A team of researchers led by the University of Arizona (UArizona) conducted a radar “body scan” of Alaska’s Malaspina Glacier, which is the largest piedmont glacier in the world, and revealed interior channels underneath the glacier that could cause a higher rate of glacier retreat if seawater makes its way into these channels due to erosion of the glacier’s coastal barrier.
"The loss of this glacier would likely be the largest loss of ice from an Alaskan glacier within this century," said Brandon Tober, who is a PhD student in the UArizona Department of Geosciences, and lead author of the study.
Image of Malaspina Glacier in southeast Alaska. (Credit: Brandon Tober/University of Arizona)
Tober notes the front permafrost region of Malaspina is “wasting away” as a result of increasing global temperatures from climate change, with permafrost meaning ground that stays frozen for two years or longer.
"As this coastal barrier erodes and gives way to large lagoons, primarily through the collapse of ice cliffs, ocean water may eventually gain access to the glacier," said Tober. "Once it gets to the front of the glacier, it may melt the ice even faster and initiate the glacier's retreat."
For the study, the researchers used the Arizona Radio Echo Sounder (ARES), to conduct a “body scan” of Malaspina to ascertain its overall shape and thickness. ARES is an instrument developed by Dr. Jack Holt, who is a professor in the UArizona Lunar and Planetary Laboratory and Department of Geosciences, and a co-author on the study.
Airplance flyover of Malaspina Glacier and St. Elias Mountains on June 1, 2022.
This study was part of the NASA-funded Operation IceBridge, which spanned from 2009 to 2021 and used airplanes to measure yearly thickness variances of sea ice, glaciers, and ice sheets across Alaska, Antarctica, and Greenland, with ARES being mounted on one of these aircraft.
During the aerial traverses, ARES used its ice-penetrating radar to conduct a “3D body scan” of both Malaspina and the bedrock underneath. Their findings indicated that Malaspina could potentially add 134 cubic miles (560 cubic kilometers) of ice to the global oceans, which could result in rising sea levels of just below 1/16 of an inch (1.4 millimeters).

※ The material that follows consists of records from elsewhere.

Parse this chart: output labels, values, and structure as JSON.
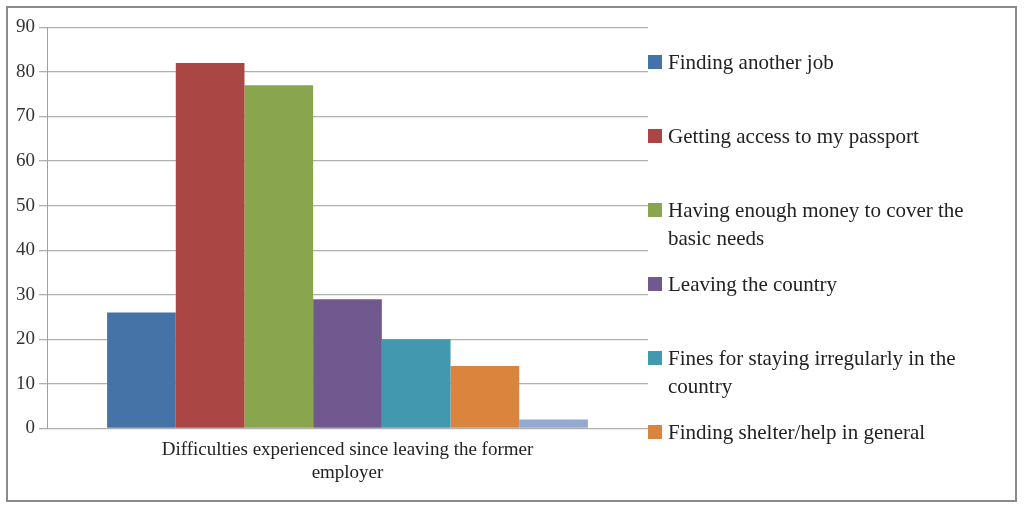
{
  "chart_data": {
    "type": "bar",
    "categories": [
      "Difficulties experienced since leaving the former employer"
    ],
    "series": [
      {
        "name": "Finding another job",
        "color": "#4572a7",
        "values": [
          26
        ]
      },
      {
        "name": "Getting access to my passport",
        "color": "#aa4643",
        "values": [
          82
        ]
      },
      {
        "name": "Having enough money to cover the basic needs",
        "color": "#89a54e",
        "values": [
          77
        ]
      },
      {
        "name": "Leaving the country",
        "color": "#71588f",
        "values": [
          29
        ]
      },
      {
        "name": "Fines for staying irregularly in the country",
        "color": "#4198af",
        "values": [
          20
        ]
      },
      {
        "name": "Finding shelter/help in general",
        "color": "#db843d",
        "values": [
          14
        ]
      },
      {
        "color": "#93a9cf",
        "values": [
          2
        ]
      }
    ],
    "ylim": [
      0,
      90
    ],
    "yticks": [
      0,
      10,
      20,
      30,
      40,
      50,
      60,
      70,
      80,
      90
    ],
    "grid": "y",
    "legend": "right"
  }
}
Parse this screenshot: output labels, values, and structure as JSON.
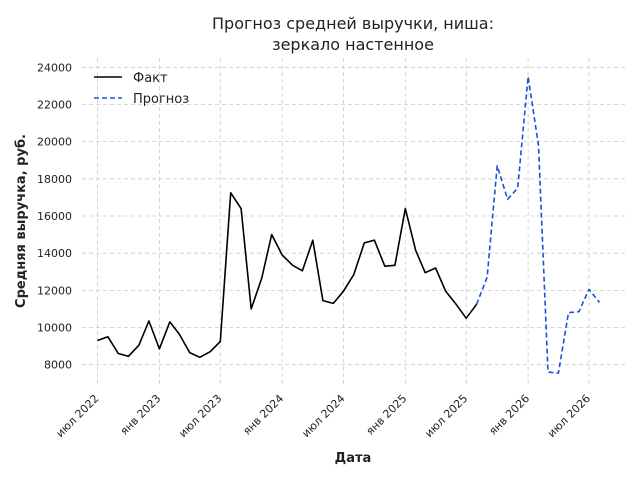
{
  "chart_data": {
    "type": "line",
    "title": [
      "Прогноз средней выручки, ниша:",
      "зеркало настенное"
    ],
    "xlabel": "Дата",
    "ylabel": "Средняя выручка, руб.",
    "ylim": [
      6800,
      24500
    ],
    "yticks": [
      8000,
      10000,
      12000,
      14000,
      16000,
      18000,
      20000,
      22000,
      24000
    ],
    "x_range": [
      "2022-05-16",
      "2026-10-16"
    ],
    "xticks": [
      {
        "date": "2022-07-01",
        "label": "июл 2022"
      },
      {
        "date": "2023-01-01",
        "label": "янв 2023"
      },
      {
        "date": "2023-07-01",
        "label": "июл 2023"
      },
      {
        "date": "2024-01-01",
        "label": "янв 2024"
      },
      {
        "date": "2024-07-01",
        "label": "июл 2024"
      },
      {
        "date": "2025-01-01",
        "label": "янв 2025"
      },
      {
        "date": "2025-07-01",
        "label": "июл 2025"
      },
      {
        "date": "2026-01-01",
        "label": "янв 2026"
      },
      {
        "date": "2026-07-01",
        "label": "июл 2026"
      }
    ],
    "grid": true,
    "legend_position": "top-left",
    "series": [
      {
        "name": "Факт",
        "color": "#000000",
        "style": "solid",
        "points": [
          {
            "x": "2022-07-01",
            "y": 9300
          },
          {
            "x": "2022-08-01",
            "y": 9500
          },
          {
            "x": "2022-09-01",
            "y": 8600
          },
          {
            "x": "2022-10-01",
            "y": 8450
          },
          {
            "x": "2022-11-01",
            "y": 9050
          },
          {
            "x": "2022-12-01",
            "y": 10350
          },
          {
            "x": "2023-01-01",
            "y": 8850
          },
          {
            "x": "2023-02-01",
            "y": 10300
          },
          {
            "x": "2023-03-01",
            "y": 9650
          },
          {
            "x": "2023-04-01",
            "y": 8650
          },
          {
            "x": "2023-05-01",
            "y": 8400
          },
          {
            "x": "2023-06-01",
            "y": 8700
          },
          {
            "x": "2023-07-01",
            "y": 9250
          },
          {
            "x": "2023-08-01",
            "y": 17250
          },
          {
            "x": "2023-09-01",
            "y": 16400
          },
          {
            "x": "2023-10-01",
            "y": 11000
          },
          {
            "x": "2023-11-01",
            "y": 12650
          },
          {
            "x": "2023-12-01",
            "y": 15000
          },
          {
            "x": "2024-01-01",
            "y": 13900
          },
          {
            "x": "2024-02-01",
            "y": 13350
          },
          {
            "x": "2024-03-01",
            "y": 13050
          },
          {
            "x": "2024-04-01",
            "y": 14700
          },
          {
            "x": "2024-05-01",
            "y": 11450
          },
          {
            "x": "2024-06-01",
            "y": 11300
          },
          {
            "x": "2024-07-01",
            "y": 11950
          },
          {
            "x": "2024-08-01",
            "y": 12850
          },
          {
            "x": "2024-09-01",
            "y": 14550
          },
          {
            "x": "2024-10-01",
            "y": 14700
          },
          {
            "x": "2024-11-01",
            "y": 13300
          },
          {
            "x": "2024-12-01",
            "y": 13350
          },
          {
            "x": "2025-01-01",
            "y": 16400
          },
          {
            "x": "2025-02-01",
            "y": 14150
          },
          {
            "x": "2025-03-01",
            "y": 12950
          },
          {
            "x": "2025-04-01",
            "y": 13200
          },
          {
            "x": "2025-05-01",
            "y": 11950
          },
          {
            "x": "2025-06-01",
            "y": 11250
          },
          {
            "x": "2025-07-01",
            "y": 10500
          },
          {
            "x": "2025-08-01",
            "y": 11250
          }
        ]
      },
      {
        "name": "Прогноз",
        "color": "#1f4fd6",
        "style": "dashed",
        "points": [
          {
            "x": "2025-08-01",
            "y": 11250
          },
          {
            "x": "2025-09-01",
            "y": 12700
          },
          {
            "x": "2025-10-01",
            "y": 18700
          },
          {
            "x": "2025-11-01",
            "y": 16900
          },
          {
            "x": "2025-12-01",
            "y": 17500
          },
          {
            "x": "2026-01-01",
            "y": 23500
          },
          {
            "x": "2026-02-01",
            "y": 19800
          },
          {
            "x": "2026-03-01",
            "y": 7600
          },
          {
            "x": "2026-04-01",
            "y": 7550
          },
          {
            "x": "2026-05-01",
            "y": 10800
          },
          {
            "x": "2026-06-01",
            "y": 10850
          },
          {
            "x": "2026-07-01",
            "y": 12050
          },
          {
            "x": "2026-08-01",
            "y": 11350
          }
        ]
      }
    ]
  }
}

"This might not sound like much, but to put this in perspective, all Alaskan glaciers combined contribute about 0.2 millimeters per year to global sea level rise – a rate that tops all other glaciated regions on Earth apart from the Greenland and Antarctic ice sheets," said Tober.
The scans from this study also revealed a greater than 30% overestimation of the volume of Malaspina that came from previous models, as well. Despite this, Malaspina still dwarfs the glaciers in the Swiss Alps by more than 10 times.
"We can speculate that the channels, the big troughs beneath the glacier, are routing meltwater that comes out at the coast," said Tober.
This study was motivated by previous observations of lagoon expansion and the coastal barrier erosion, which raised alarms about the stability of Malaspina, and it was after the team was awarded a grant from the National Science Foundation that this study was able to take place.
"The potential loss of Malaspina and opening of a new bay along Alaska's coastline may be the largest landscape transformation within the U.S. that we could witness during this century," said Tober. "And it may lead to the loss of up to 500 square miles of park land."
How much worse could the erosion of Malaspina get in the coming years and decades? Only time will tell, and this is why we science!